2.29. EG 9.1 states that the FSA’s power under section 56 of the Act to prohibit individuals
who are not fit and proper from carrying out controlled functions in relation to
regulated activities helps the FSA to work towards achieving its regulatory objectives.
The FSA may exercise this power to make a prohibition order where it considers that,
to achieve any of those objectives, it is appropriate either to prevent an individual
from performing any functions in relation to regulated activities, or to restrict the
functions which he may perform.
2.30. EG 9.2 states that the FSA’s effective use of the power under section 63 of the Act to
withdraw approval from an approved person will also help to ensure high standards of
regulatory conduct by preventing an approved person from continuing to perform the
controlled function to which the approval relates if he is not a fit and proper person to
perform that function. Where it considers this is appropriate, the FSA may prohibit an
approved person, in addition to withdrawing their approval.
2.31. EG 9.4 sets out the general scope of the FSA’s power in this respect. The FSA has
the power to make a range of prohibition orders depending on the circumstances of
each case and the range of regulated activities to which the individual’s lack of fitness
and propriety is relevant.
2.32. EG 9.5 provides that the scope of the prohibition order will depend on the range of
functions which the individual concerned performs in relation to regulated activities,
the reasons why he is not fit and proper and the severity of risk which he poses to
consumers or the market generally.
2.33. EG 9.9 provides that when deciding whether to make a prohibition order against an
approved person and/or withdraw its approval, the FSA will consider all the relevant
circumstances of the case. These may include, but are not limited to, the following:
(1)
whether the individual is fit and proper to perform the functions in relation to
regulated activities. The criteria for assessing the fitness and propriety of
approved persons are set out in FIT 2.1 (honesty, integrity and reputation), FIT
2.2 (competence and capability) and FIT 2.3 (financial soundness) (EG 9.9(2));
(2)
whether, and to what extent, the approved person has failed to comply with the
Statements of Principle issued by the FSA with respect to the conduct of
approved persons, or been knowingly involved in a contravention by the
relevant firm of a requirement imposed on the firm by or under the Act
(including the Principles and other rules (EG 9.9(3)(a) and (b));
(3)
the relevance and materiality of any matters indicating unfitness (EG 9.9(5));
(4)
the length of time since the occurrence of any matters indicating unfitness (EG
9.9(6));
(5)
the particular controlled function the approved person is (or was) performing,
the nature and activities of the firm concerned and the markets in which he
operates (EG 9.9(7)); and
(6)
the severity of the risk which the individual poses to consumers and to
confidence in the financial system (EG 9.9(8)).

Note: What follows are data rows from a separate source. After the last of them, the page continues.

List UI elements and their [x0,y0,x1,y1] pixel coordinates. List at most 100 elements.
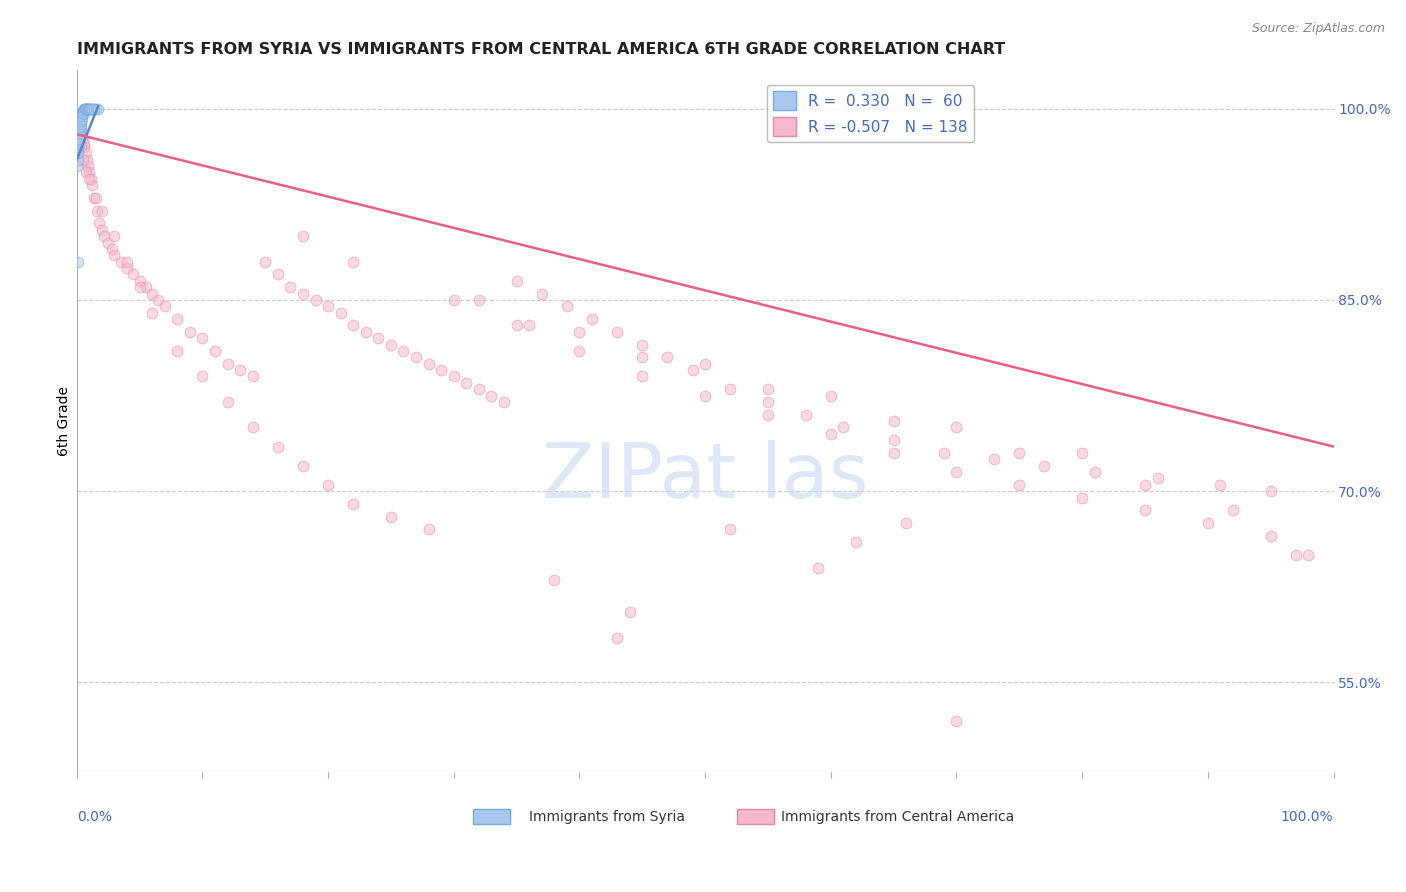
Point [443,369,465,384]
Point [1084,465,1107,479]
Point [1008,446,1031,460]
Point [66,254,89,268]
Point [73,140,96,154]
Text: 0.0%: 0.0% [77,810,111,824]
Point [342,497,364,511]
Point [76,102,98,116]
Point [1008,478,1031,492]
Point [90,223,112,237]
Point [329,306,352,320]
Point [70,107,93,121]
Point [794,408,817,422]
Point [619,605,641,619]
Point [367,331,389,345]
Point [342,254,364,268]
Point [820,388,842,402]
Bar [737,809,775,824]
Point [405,351,427,365]
Point [135,280,157,294]
Point [84,191,107,205]
Point [69,123,91,137]
Point [883,414,905,428]
Point [75,102,97,116]
Point [280,280,302,294]
Point [983,452,1005,467]
Text: Source: ZipAtlas.com: Source: ZipAtlas.com [1251,22,1385,36]
Point [695,357,717,371]
Point [93,229,115,244]
Point [631,337,654,351]
Point [430,363,453,377]
Point [392,343,415,358]
Point [73,102,96,116]
Point [354,325,377,339]
Point [66,159,89,173]
Point [77,159,100,173]
Point [505,274,527,288]
Point [70,117,93,131]
Point [69,116,91,130]
Point [97,235,120,250]
Point [304,293,326,307]
Point [75,146,97,161]
Point [66,146,89,161]
Point [128,274,150,288]
Point [76,102,98,116]
Point [70,108,93,122]
Point [418,523,440,537]
Legend: R =  0.330   N =  60, R = -0.507   N = 138: R = 0.330 N = 60, R = -0.507 N = 138 [768,85,974,142]
Point [832,420,855,434]
Point [820,426,842,441]
Point [69,127,91,141]
Point [530,286,553,301]
Point [86,203,108,218]
Point [1133,478,1156,492]
Point [79,102,101,116]
Point [217,395,239,409]
Point [756,408,779,422]
Point [69,112,91,126]
Point [101,242,124,256]
Point [73,102,96,116]
Point [67,146,90,161]
Point [242,420,264,434]
Point [695,388,717,402]
Point [756,382,779,396]
Point [468,382,491,396]
Point [70,127,93,141]
Point [69,140,91,154]
Point [267,268,290,282]
Point [67,136,90,150]
Point [115,254,138,268]
Point [66,140,89,154]
Point [568,343,591,358]
Point [79,171,101,186]
Point [807,560,830,574]
Point [83,191,105,205]
Point [718,382,741,396]
Point [67,132,90,146]
Point [67,129,90,144]
Point [191,369,214,384]
Point [83,102,105,116]
Point [481,388,503,402]
Bar [472,809,510,824]
Point [69,120,91,135]
Point [1033,458,1056,473]
Point [229,363,252,377]
Point [77,102,100,116]
Point [103,229,125,244]
Point [153,299,176,313]
Y-axis label: 6th Grade: 6th Grade [58,386,72,456]
Point [581,312,603,326]
Point [80,178,103,193]
Point [932,446,955,460]
Point [72,105,94,120]
Text: ZIPat las: ZIPat las [541,440,869,514]
Point [69,114,91,128]
Point [67,140,90,154]
Point [896,516,918,530]
Point [70,111,93,125]
Point [76,153,98,167]
Point [76,102,98,116]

2.34. EG 9.12 provides a number of examples of types of behaviour which have previously
resulted in the FSA deciding to issue a prohibition order or withdraw the approval of
an approved person. The examples include:
(1)
serious lack of competence (EG 9.12(4)); and
(2)
serious breaches of the Statements of Principle for approved persons (EG
9.12(5)).
2.35. EG 9.23 provides that in appropriate cases the FSA may take other action against an
individual in addition to making a prohibition order and/or withdrawing its approval,
including the use of its power to impose a financial penalty.